It won’t make the front page of the newspapers, but a conference of scientists is currently being held in Brussels. Although this year’s theme – string theory – is rather abstract for us, it has attracted prestigious names such as David Gross, winner of the 2004 Nobel Prize in Physics, Kurt Wüthrich, winner of the 2002 Nobel Prize in Chemistry, Lars Brink, former Chairman of the Nobel Committee for Physics, and François Englert, Belgian winner of the 2013 Nobel Prize in Physics.
The first Conference was held in 1911 at the Hôtel Métropole on the initiative of chemist, industrialist and patron Ernest Solvay. It brought together the greatest researchers of the time – Marie Curie, Henri Poincaré, Ernest Rutherford and Albert Einstein – to discuss the subject of “The Theory of Radiation and the Quanta”.

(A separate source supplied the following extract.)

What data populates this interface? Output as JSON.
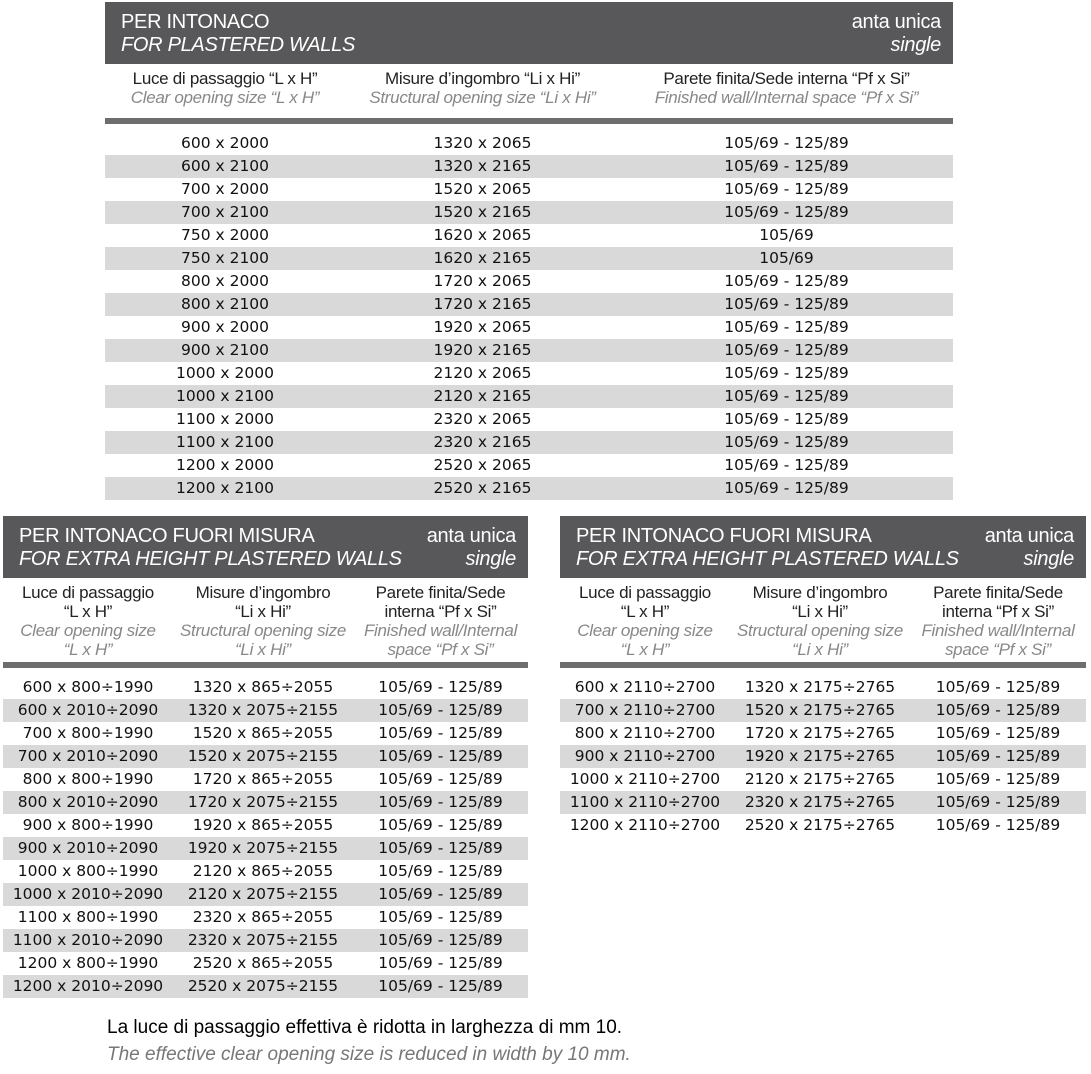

It was an opportunity for in-depth discussions about atoms, rays, black bodies and more. In 1913, they met at the Physics Institute founded by Solvay in 1912, but the war put a stop to the meetings; the Germans were excluded in 1921 and 1924, and even Einstein, who was known for his pacifism, was not invited. Science continued to progress and when Einstein returned in 1927 and 1930, he shook his peers by being unable to admit that “God plays dice” and forced them to take their deliberations further, further strengthening quantum theory.
These conferences have taken place in a three-year cycle since the Second World War: the Physics Conference, a year without a Conference and then a Chemistry Conference. And for 65 years, they have been possible thanks to the moral and financial support of Mrs Mimi Solvay.
This is another relatively unknown fact about the great names that make our country famous.